Gençlik başkaldırıyor
Tahkikat Komisyonu’na olağanüstü yetkiler veren yasanın kabul edilmesi, bardağı taşıran damla olmuştu. 28 Nisan 1960’ta sabahtan itibaren İstanbul Üniversitesi Hukuk Fakültesi’nde gençler hareket halindeydiler. “Hukukun çiğnendiği bir ülkede hukuk okunamaz” diyorlardı. Üniversite bahçesinde Atatürk heykeli önünde her fakülteden gençler toplanmıştı. Bir bildiri okuyup dağılacaklardı. Polis aşırı güç kullandı. Tüm öğrencileri Beyazıt Meydanı’na püskürttü, Üniversite Rektörü polisler tarafından yerlerde sürüklendi, sonunda Malatyalı 22 yaşındaki Turan Emeksiz polis kurşunuyla öldürüldü. Birçok genç yaralandı. Olaylar bir gün sonra, 29 Nisan 1960’ta Ankara Siyasal Bilgiler Fakültesi’ne sıçradı.
Muhalefet partileri, üniversite gençliği, aydınlar, basın ve ordunun geniş bir cephe oluşturmasıyla, 27 Mayıs 1960’ta DP iktidarı yıkıldı. 27 Mayıs; oluşumu açısından, geniş kitleler tarafından desteklenmesi, emir-komuta zincirinin dışında gelişmesi, iktidarı alır almaz demokratik bir anayasa yaparak genel seçimlere gideceğini ilan etmesi açısından çok değişik niteliklere sahiptir. 27 Mayıs, 12 Mart ve 12 Eylül aynı kefeye konulup değerlendirilemez. 12 Mart muhafazakâr, tutucudur. 12 Eylül karşıdevrimcidir. 27 Mayıs aydınlanmacı, ilericidir. 27 Mayıs’ın en büyük ürünü hukuk devleti ilkelerine bağlı, ilerici bir Anayasa yaratmasıdır.

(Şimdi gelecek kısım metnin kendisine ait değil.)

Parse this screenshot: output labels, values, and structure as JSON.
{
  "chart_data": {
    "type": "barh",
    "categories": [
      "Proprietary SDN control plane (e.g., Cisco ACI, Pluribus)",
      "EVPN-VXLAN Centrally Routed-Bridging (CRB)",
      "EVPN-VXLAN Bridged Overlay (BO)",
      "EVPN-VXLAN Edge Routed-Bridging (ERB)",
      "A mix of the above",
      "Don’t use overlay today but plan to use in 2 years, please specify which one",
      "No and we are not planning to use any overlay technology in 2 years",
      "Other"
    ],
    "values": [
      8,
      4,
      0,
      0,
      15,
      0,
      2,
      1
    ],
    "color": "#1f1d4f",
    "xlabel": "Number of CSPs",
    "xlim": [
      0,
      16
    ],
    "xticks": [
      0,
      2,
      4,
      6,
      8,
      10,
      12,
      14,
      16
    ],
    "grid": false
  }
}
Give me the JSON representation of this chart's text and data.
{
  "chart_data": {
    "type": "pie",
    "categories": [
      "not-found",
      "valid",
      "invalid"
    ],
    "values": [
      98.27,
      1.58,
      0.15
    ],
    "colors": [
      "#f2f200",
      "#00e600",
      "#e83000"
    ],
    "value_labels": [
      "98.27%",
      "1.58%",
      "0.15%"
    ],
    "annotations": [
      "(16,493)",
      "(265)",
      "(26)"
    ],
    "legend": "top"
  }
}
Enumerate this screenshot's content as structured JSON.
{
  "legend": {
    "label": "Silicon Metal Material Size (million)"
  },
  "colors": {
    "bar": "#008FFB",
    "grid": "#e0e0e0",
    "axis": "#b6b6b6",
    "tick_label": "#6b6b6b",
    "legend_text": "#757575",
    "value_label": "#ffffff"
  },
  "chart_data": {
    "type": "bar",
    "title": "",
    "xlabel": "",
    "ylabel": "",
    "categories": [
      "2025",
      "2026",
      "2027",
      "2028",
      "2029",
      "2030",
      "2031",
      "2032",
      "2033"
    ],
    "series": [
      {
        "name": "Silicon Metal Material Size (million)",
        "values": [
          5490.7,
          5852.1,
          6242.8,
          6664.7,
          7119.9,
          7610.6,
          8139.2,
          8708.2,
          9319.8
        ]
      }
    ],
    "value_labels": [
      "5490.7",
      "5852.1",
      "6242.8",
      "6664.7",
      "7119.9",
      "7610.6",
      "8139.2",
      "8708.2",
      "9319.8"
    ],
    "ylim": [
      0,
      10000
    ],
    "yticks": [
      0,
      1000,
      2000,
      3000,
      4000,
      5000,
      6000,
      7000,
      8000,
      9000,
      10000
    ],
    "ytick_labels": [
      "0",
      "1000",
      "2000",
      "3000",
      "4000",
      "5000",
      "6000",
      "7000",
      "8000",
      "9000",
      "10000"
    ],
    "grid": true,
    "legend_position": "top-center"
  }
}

Başlı başına bu Anayasa büyük bir devrimdir. 27 Mayıs 1960, gerçek bir toplumsal değişimi ve dönüşümü simgeleyen bir devrim niteliğindedir.
1961 Anayasası
1961 Anayasası, kıvançta ve tasada birlik; esin kaynağı milli mücadele ruhu olan Türk milliyetçiliği, yurtta barış dünyada barış ilkesine dayanan barışcılık ilkesi, her alanda çağdaş uygarlık düzeyine erişme ve onu aşma hedefini amaçlayan Atatürk Devrimciliği kavramlarını ön plana çıkardı. Türkiye Cumhuriyeti’nin, insan haklarına dayanan, milli, demokratik, laik ve sosyal bir hukuk devleti olduğunu tartışmasız kurallaştırdı.
27 Mayıs 1960 Devrimi ve onun yarattığı 1961 Anayasası, Türk toplumunun 200 yıllık uygarlaşma hareketinin, çağdaşlaşma ve demokratikleşme mücadelesinin doruklara ulaşmasıdır.